First of all, things in Bali are quite different to what you may expect regarding accommodation; despite there being a lack of space and lots of overcrowding, apartments are rare in the Western sense with most people living in small rooms called kos (or boarding house).
|A typical Bali kos, courtesy of kostBali.wordpress.com|
Rooms in a kos generally have a bedroom with a bathroom without cold water and often no sit down toilet, just a hole in the ground and a bucket. They normally have a communal kitchen on the grounds and are usually single storey. Standard is for them to be empty except for a mattress. They are often in blocks of 10s or 20s and so privacy can be an issue also. However, kos can be much more complete than as described above – if you are willing to pay a little more you can find kos with hot water, air-con, furnished and a kitchen, but these are rare and will usually cost up to 3 or 4 times that of a standard kos. A bog standard kos might cost around 500,000 Rupiah / month whereas a complete one will be more in the region of 1.5 million Rupiah & up. When looking for a kos, usual signs are Kos Kosan, Terima Kos, Rumah Kos. (see below for further Indonesian vocabulary for house hunting.)
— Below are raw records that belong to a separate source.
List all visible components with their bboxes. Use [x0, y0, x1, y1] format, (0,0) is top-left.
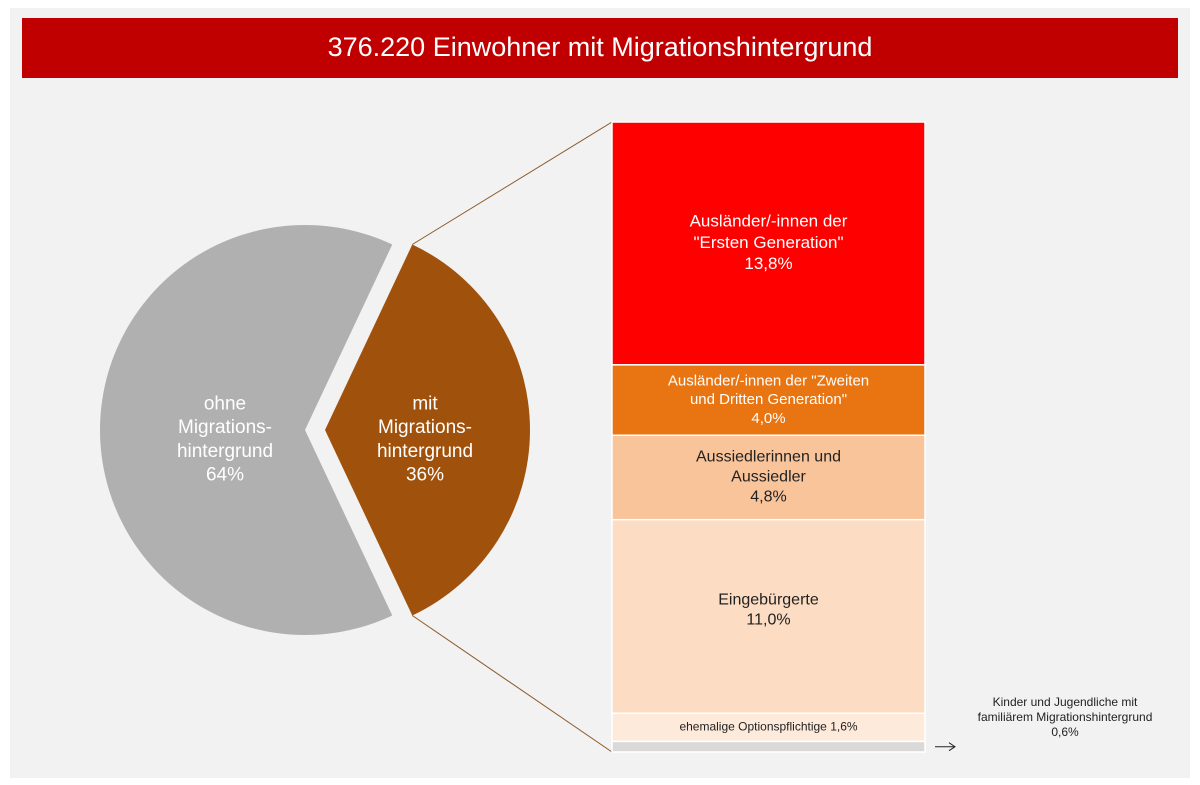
connector-line: [412, 121, 613, 245]
bar-segment: [611, 740, 926, 753]
bar-label: Eingebürgerte: [718, 592, 819, 609]
bar-label: Aussiedler: [731, 469, 806, 486]
bar-segment: [611, 518, 926, 715]
bar-label: Aussiedlerinnen und: [696, 449, 841, 466]
bar-segment: [611, 434, 926, 521]
bar-label: 0,6%: [1051, 725, 1079, 739]
pie-label: hintergrund: [377, 441, 473, 462]
callout-arrowhead: [948, 742, 956, 752]
title-banner: [22, 18, 1178, 78]
bar-label-text: ehemalige Optionspflichtige: [679, 720, 827, 734]
bar-label: Ausländer/-innen der "Zweiten: [668, 372, 869, 389]
pie-label: Migrations-: [178, 417, 272, 438]
bar-label: ehemalige Optionspflichtige 1,6%: [679, 720, 857, 734]
bar-label: 11,0%: [746, 612, 790, 629]
bar-segment: [611, 364, 926, 436]
bar-label: und Dritten Generation": [690, 391, 847, 408]
bar-label: 4,8%: [750, 489, 786, 506]
pie-label: hintergrund: [177, 441, 273, 462]
bar-label: 13,8%: [744, 254, 792, 273]
bar-value-label: 1,6%: [830, 720, 858, 734]
bar-label: familiärem Migrationshintergrund: [978, 710, 1153, 724]
bar-label: 4,0%: [751, 410, 785, 427]
pie-label: 36%: [406, 465, 444, 486]
pie-slice: [100, 224, 393, 635]
bar-segment: [611, 712, 926, 743]
connector-line: [412, 615, 613, 753]
bar-segment: [611, 121, 926, 366]
pie-label: Migrations-: [378, 417, 472, 438]
bar-label: Ausländer/-innen der: [690, 212, 848, 231]
pie-label: mit: [412, 393, 438, 414]
pie-slice: [325, 244, 530, 616]
bar-label: "Ersten Generation": [693, 233, 843, 252]
bar-label: Kinder und Jugendliche mit: [993, 695, 1138, 709]
chart-title: 376.220 Einwohner mit Migrationshintergr…: [328, 32, 873, 62]
pie-label: 64%: [206, 465, 244, 486]
pie-label: ohne: [204, 393, 246, 414]
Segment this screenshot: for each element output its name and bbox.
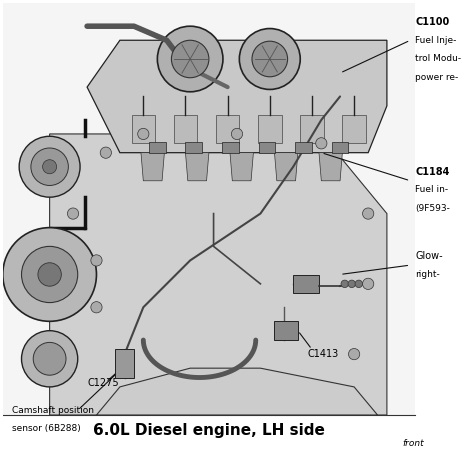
- Bar: [342, 115, 366, 143]
- Circle shape: [348, 348, 360, 360]
- Circle shape: [137, 128, 149, 139]
- Text: C1275: C1275: [87, 377, 118, 388]
- Bar: [293, 275, 319, 293]
- Bar: [149, 142, 166, 153]
- Circle shape: [19, 137, 80, 197]
- Circle shape: [341, 280, 348, 288]
- Bar: [295, 142, 312, 153]
- Polygon shape: [230, 153, 254, 181]
- Circle shape: [363, 208, 374, 219]
- Polygon shape: [87, 40, 387, 153]
- Text: right-: right-: [415, 270, 440, 279]
- Circle shape: [31, 148, 68, 185]
- Circle shape: [67, 208, 79, 219]
- Text: Fuel in-: Fuel in-: [415, 185, 448, 194]
- Text: Fuel Inje-: Fuel Inje-: [415, 36, 456, 45]
- Bar: [274, 321, 298, 340]
- Circle shape: [100, 147, 111, 158]
- Circle shape: [172, 40, 209, 78]
- Polygon shape: [97, 368, 377, 415]
- Circle shape: [33, 342, 66, 375]
- Circle shape: [21, 331, 78, 387]
- Circle shape: [43, 160, 57, 174]
- Circle shape: [231, 128, 243, 139]
- Circle shape: [38, 263, 61, 286]
- Bar: [258, 115, 282, 143]
- Text: power re-: power re-: [415, 73, 458, 82]
- Text: C1413: C1413: [307, 349, 338, 359]
- Bar: [258, 142, 275, 153]
- Bar: [332, 142, 348, 153]
- Bar: [185, 142, 202, 153]
- Circle shape: [157, 26, 223, 92]
- Circle shape: [239, 28, 300, 90]
- Circle shape: [91, 301, 102, 313]
- Circle shape: [316, 137, 327, 149]
- Circle shape: [252, 41, 288, 77]
- Circle shape: [21, 246, 78, 302]
- Text: 6.0L Diesel engine, LH side: 6.0L Diesel engine, LH side: [93, 423, 325, 438]
- Circle shape: [363, 278, 374, 290]
- Text: (9F593-: (9F593-: [415, 204, 450, 213]
- Bar: [300, 115, 324, 143]
- Polygon shape: [274, 153, 298, 181]
- Text: C1184: C1184: [415, 167, 449, 177]
- Text: Glow-: Glow-: [415, 251, 443, 261]
- Polygon shape: [141, 153, 164, 181]
- Text: sensor (6B288): sensor (6B288): [12, 424, 81, 433]
- Text: front: front: [403, 439, 424, 448]
- Bar: [3, 3, 415, 415]
- Circle shape: [355, 280, 363, 288]
- Text: Camshaft position: Camshaft position: [12, 406, 94, 415]
- Bar: [115, 349, 134, 377]
- Polygon shape: [185, 153, 209, 181]
- Bar: [216, 115, 239, 143]
- Polygon shape: [319, 153, 342, 181]
- Bar: [222, 142, 239, 153]
- Text: C1100: C1100: [415, 17, 449, 27]
- Circle shape: [348, 280, 356, 288]
- Bar: [132, 115, 155, 143]
- Polygon shape: [50, 134, 387, 415]
- Text: trol Modu-: trol Modu-: [415, 55, 461, 64]
- Bar: [174, 115, 197, 143]
- Circle shape: [3, 228, 97, 321]
- Circle shape: [91, 255, 102, 266]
|A traditional Balinese home
(courtesy of Swallow House Trading)
If you have a bit more money, you may want to consider renting a house. This, however, is not as straightforward as it may seem. Most landlords looking to rent a house prefer people to live there long-term with some even asking only for people interested in 2 years rent minimum. Another frustrating thing about trying to find a house for rent in Bali is that many ask for you to pay a full year’s rent in one installment – yes, that’s right, one lump sum! This is what rules out many people from renting a house as, even though the rent for a year is actually quite reasonable, having that kind of cash at hand is not possible for everyone, especially seeing as many will have just spent a lot of money on a flight to get to Bali. The cheapest prices for a year’s rent I have seen are around 15 million Rupiah (empty, no furniture, excluding electricity and water bills). More of an average price would be around 25-30 million Rupiah for which you should be able to find a furnished house in a nice area. Many landlords often promise to improve the premises with lump sum you will have paid for the rent and I have heard of many sticking to their word and doing – I would advise you to ask them what they will do to improve the house as building works may also be annoying. I would like to point out that, if you are looking for a house in the dry season, when the rainy season comes you will only then find out how good the roof is as many house have leaks. This usually solved by a quick call to the landlord but can be a major annoyance if it gets onto your bed or sofa!